Gdy Kaczyński pojawił się pod pomnikiem, obecni tam byli aktywiści oraz policja.

— Panie pośle, nie wiem, co pan chce robić, mam nadzieję, że nie ma pan zamiaru dokonać żadnego czynu, który byłby uznany za czyn zabroniony — zwrócił się do Kaczyńskiego policjant.

— Pan żartuje. A to nie jest czyn zabroniony? — pytał Kaczyński, wskazując na wieniec i tabliczkę.

— Nie wiem. Są wyroki sądów, że nie jest. Jeżeli uważa pan, panie pośle, że tak jest, może pan złożyć zawiadomienie do prokuratury, że tak jest — odpowiadał policjant.

— Ja nie widzę powodu, żebym miał takie coś tolerować — odparł Kaczyński i podszedł do wieńca.

— Panie pośle, jeżeli pan coś zrobi, zostanie sporządzona stosowna dokumentacja — próbował interweniować policjant.

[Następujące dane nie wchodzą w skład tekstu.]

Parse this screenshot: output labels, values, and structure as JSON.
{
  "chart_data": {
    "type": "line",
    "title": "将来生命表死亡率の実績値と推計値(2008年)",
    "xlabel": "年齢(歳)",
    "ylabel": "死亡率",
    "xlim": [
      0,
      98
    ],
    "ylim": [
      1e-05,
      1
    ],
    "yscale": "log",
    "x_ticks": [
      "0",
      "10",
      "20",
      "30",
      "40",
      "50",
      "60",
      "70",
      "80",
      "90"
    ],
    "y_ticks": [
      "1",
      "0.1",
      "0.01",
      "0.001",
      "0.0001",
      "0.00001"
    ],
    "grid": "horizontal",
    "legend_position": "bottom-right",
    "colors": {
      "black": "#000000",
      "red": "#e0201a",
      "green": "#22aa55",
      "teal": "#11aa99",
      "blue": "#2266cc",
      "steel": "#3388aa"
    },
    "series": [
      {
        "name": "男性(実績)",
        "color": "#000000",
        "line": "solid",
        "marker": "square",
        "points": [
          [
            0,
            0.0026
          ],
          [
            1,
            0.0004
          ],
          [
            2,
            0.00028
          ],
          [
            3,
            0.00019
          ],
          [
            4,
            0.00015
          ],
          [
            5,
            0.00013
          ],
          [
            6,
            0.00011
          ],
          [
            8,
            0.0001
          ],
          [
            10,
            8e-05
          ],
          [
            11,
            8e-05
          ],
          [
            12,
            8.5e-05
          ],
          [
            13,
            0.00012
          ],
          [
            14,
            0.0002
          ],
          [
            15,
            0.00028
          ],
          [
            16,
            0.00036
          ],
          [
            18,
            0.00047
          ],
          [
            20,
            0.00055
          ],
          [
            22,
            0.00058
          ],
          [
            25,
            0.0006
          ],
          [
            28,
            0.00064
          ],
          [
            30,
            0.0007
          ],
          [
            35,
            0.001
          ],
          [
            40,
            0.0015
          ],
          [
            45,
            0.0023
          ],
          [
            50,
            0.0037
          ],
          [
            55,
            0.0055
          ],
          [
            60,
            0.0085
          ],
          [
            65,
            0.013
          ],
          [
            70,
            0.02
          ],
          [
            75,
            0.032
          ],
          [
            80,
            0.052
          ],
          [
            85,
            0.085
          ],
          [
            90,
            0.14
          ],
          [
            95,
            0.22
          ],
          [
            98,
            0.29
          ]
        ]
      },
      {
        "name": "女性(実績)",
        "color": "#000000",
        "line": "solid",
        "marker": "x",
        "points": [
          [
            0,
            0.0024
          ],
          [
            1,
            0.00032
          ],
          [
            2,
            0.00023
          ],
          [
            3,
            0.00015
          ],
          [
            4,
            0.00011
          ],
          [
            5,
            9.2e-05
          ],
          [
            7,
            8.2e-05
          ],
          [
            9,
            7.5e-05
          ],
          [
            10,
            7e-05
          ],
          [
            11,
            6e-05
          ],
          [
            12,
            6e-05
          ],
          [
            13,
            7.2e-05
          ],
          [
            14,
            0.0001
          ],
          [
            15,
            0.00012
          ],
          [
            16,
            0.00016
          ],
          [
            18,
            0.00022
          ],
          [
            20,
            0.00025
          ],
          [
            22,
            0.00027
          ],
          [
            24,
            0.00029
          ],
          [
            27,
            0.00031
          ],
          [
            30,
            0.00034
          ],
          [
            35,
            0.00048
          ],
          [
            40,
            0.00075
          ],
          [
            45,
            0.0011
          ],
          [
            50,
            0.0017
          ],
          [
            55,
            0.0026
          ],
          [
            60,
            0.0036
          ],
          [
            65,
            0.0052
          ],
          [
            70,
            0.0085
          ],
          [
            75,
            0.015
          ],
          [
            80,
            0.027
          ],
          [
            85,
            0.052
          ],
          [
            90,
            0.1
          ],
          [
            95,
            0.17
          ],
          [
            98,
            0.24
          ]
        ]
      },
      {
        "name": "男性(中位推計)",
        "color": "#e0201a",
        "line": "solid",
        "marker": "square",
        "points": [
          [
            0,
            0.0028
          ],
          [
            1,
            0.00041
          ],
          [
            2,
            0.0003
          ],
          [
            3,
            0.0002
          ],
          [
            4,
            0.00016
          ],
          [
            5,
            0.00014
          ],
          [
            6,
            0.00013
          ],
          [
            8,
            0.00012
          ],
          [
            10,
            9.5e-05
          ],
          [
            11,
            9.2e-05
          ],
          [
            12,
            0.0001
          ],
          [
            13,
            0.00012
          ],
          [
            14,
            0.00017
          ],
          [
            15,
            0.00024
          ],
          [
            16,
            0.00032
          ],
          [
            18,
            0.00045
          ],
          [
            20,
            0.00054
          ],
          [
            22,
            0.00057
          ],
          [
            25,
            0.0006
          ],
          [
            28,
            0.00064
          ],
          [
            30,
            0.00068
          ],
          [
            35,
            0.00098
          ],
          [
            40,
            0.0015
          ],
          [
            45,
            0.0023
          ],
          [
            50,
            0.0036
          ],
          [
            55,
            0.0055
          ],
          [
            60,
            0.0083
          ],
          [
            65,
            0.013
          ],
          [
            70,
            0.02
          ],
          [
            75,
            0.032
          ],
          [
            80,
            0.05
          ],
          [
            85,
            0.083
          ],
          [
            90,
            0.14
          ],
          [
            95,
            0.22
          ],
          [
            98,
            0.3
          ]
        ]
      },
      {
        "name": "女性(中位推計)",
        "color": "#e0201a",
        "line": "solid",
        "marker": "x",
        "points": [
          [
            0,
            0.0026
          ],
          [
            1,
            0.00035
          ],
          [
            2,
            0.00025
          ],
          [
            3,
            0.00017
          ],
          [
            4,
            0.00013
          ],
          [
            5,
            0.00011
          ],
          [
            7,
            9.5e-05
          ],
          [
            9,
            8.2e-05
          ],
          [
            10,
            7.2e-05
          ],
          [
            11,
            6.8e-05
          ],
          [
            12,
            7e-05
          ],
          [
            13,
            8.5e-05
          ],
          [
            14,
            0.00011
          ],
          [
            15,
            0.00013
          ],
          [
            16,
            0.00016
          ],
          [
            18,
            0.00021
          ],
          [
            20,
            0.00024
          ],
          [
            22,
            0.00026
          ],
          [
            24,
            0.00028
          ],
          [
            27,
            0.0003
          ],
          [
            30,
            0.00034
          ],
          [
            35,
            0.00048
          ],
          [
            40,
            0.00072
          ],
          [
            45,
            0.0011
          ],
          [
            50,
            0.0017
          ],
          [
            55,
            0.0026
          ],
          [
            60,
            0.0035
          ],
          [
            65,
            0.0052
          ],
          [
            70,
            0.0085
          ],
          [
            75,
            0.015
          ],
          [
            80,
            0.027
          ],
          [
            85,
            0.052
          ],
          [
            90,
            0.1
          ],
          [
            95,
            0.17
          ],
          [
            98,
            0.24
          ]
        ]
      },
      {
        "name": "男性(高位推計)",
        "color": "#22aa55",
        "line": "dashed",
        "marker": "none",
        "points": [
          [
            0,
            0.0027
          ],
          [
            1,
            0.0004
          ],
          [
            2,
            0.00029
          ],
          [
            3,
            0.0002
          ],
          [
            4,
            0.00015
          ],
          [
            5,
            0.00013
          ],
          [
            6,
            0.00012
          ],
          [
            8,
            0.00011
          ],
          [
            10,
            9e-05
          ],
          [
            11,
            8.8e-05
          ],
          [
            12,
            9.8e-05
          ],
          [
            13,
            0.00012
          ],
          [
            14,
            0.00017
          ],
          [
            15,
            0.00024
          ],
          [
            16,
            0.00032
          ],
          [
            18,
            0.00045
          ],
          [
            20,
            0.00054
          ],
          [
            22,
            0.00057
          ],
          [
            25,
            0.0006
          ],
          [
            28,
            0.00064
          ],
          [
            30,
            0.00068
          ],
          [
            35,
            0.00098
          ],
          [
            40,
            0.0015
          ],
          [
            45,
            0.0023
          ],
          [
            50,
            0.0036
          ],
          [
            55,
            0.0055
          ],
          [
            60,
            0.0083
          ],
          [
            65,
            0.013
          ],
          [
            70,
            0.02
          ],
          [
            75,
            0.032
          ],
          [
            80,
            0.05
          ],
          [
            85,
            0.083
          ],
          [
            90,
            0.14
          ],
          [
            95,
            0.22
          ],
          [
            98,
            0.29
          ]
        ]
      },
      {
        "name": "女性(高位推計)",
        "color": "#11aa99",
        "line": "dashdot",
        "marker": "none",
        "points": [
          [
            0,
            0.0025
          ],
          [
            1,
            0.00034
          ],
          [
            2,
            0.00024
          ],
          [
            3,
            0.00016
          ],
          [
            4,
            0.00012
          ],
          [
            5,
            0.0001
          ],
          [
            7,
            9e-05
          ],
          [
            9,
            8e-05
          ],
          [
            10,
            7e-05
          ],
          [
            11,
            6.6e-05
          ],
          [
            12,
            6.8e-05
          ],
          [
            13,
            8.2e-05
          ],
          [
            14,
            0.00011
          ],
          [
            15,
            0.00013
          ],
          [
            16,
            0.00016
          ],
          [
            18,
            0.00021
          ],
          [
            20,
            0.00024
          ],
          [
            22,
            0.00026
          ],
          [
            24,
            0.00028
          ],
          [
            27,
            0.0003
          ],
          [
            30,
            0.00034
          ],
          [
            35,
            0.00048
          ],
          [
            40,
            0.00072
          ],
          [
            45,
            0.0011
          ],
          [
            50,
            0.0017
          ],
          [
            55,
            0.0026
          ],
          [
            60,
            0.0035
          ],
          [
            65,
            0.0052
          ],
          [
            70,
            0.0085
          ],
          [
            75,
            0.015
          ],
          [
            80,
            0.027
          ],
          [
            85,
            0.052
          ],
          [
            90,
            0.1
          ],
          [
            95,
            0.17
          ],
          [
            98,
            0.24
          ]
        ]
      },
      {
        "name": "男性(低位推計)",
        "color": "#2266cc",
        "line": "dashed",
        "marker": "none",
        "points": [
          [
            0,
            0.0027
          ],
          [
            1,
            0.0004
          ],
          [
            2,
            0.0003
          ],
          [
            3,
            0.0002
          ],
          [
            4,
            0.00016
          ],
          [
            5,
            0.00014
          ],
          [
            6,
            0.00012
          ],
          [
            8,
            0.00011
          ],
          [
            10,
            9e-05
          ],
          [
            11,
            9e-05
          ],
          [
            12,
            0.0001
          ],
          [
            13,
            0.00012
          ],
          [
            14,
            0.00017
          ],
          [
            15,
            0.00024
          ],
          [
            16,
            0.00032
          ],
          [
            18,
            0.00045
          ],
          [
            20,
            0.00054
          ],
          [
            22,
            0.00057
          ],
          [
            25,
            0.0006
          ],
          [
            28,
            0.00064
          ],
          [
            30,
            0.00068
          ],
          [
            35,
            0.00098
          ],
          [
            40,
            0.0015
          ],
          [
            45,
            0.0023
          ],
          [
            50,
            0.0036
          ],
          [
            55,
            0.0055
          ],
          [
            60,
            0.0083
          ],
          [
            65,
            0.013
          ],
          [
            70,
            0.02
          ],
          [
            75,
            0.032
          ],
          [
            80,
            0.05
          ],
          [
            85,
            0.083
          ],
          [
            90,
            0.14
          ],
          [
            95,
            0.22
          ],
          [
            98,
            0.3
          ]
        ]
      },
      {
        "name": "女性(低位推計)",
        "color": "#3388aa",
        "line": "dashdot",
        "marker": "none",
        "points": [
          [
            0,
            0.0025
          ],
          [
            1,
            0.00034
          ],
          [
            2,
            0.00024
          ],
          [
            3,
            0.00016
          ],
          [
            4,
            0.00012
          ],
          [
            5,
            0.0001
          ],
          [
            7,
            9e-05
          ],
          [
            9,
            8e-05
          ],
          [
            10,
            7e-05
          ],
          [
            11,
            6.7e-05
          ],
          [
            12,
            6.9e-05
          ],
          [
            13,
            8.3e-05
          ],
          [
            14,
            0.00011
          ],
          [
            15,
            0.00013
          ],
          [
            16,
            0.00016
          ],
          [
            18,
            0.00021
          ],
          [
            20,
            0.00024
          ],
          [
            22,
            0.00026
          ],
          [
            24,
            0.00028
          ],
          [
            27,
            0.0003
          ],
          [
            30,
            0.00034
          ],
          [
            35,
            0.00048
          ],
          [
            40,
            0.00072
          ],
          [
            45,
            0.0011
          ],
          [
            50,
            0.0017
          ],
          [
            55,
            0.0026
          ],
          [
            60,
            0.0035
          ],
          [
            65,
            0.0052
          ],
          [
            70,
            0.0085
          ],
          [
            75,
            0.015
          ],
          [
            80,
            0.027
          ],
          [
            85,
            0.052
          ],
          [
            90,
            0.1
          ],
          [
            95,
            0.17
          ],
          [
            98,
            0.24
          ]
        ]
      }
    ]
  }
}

— Panie pośle, bardzo pana proszę — apelował policjant do Kaczyńskiego, któremu towarzyszyli m.in. Antoni Macierewicz, Mariusz Błaszczak, Zbigniew Rau, Stanisław Karczewski i Marek Suski.

— To jest putinada, którą wy tutaj popieracie — nie odpuszczał prezes PiS.

— Nie. Tym razem nie — broniła wieńca kobieta ubrana w niebieską koszulkę z żółtymi gwiazdkami przypominającą flagę Unii Europejskiej.

— Niech pan mi nie opowiada bajek o sądach, bo wszyscy wiemy, jakie są sądy — mówił do policjanta Kaczyński.

— Nie, wypad z tego baru. Nie dziś — wtrącała się kobieta.

— Naprawdę można atakować prezydenta Rzeczypospolitej? Naprawdę? — pytał policjanta Antoni Macierewicz, wskazując na treść tabliczki.

"Do widzenia panie Kaczyński"

Przebywający pod pomnikiem zaczęli się przekrzykiwać, przerzucać swoimi argumentami.

— Do widzenia panie Kaczyński. Pan powinien już spać. Dawno w łóżeczku powinien pan być przykryty kołderką — mówił do prezesa PiS jeden z mężczyzn.

Kłótnia trwała w najlepsze.

— Ja chcę złożyć skargę. Jak się pan nazywa? — dopytywał Błaszczak.

— Nie, wypad z tego baru — powtarzała jak mantrę kobieta w niebieskiej koszulce.

Utarczki słowne nie pomogły. W pewnym momencie Antoni Macierewicz chwycił za tabliczkę i za wieniec.

— O, pan Macierewicz niszczy. 984 zł wieniec kosztował. Kodeks karny się kłania — słychać było głos mężczyzny.

Delegacja Prawa i Sprawiedliwości zabrała wieniec i tabliczkę sprzed pomnika, a kilka metrów od niego doszło do kolejnej szamotaniny, gdy zabrany wieniec aktywiści próbowali odzyskać.

— Macie już kodeks karny na głowie, nie kodeks wykroczeń — wołał jeden z aktywistów.

— Kaczyński kradnie wieniec. Dlaczego policja nie reaguje? — słychać było wołanie kogoś innego.

Kłótnia koło samochodu. "Oskarżę pana"

Prezes PiS wraz ze współpracownikami udał się do samochodu, gdzie doszło do kolejnej kłótni.

— Oskarżę pana za te słowa — mówił Mariusz Błaszczak do jednego z mężczyzn.

— Czekam na ten proces — usłyszał w odpowiedzi.

Obecna na miejscu policja spisała kierowcę, gdyż — jak się okazało — auto stało w miejscu niedozwolonym.

Całość trwającej blisko 13 minut awantury można zobaczyć na nagraniu zamieszczonym w mediach społecznościowych.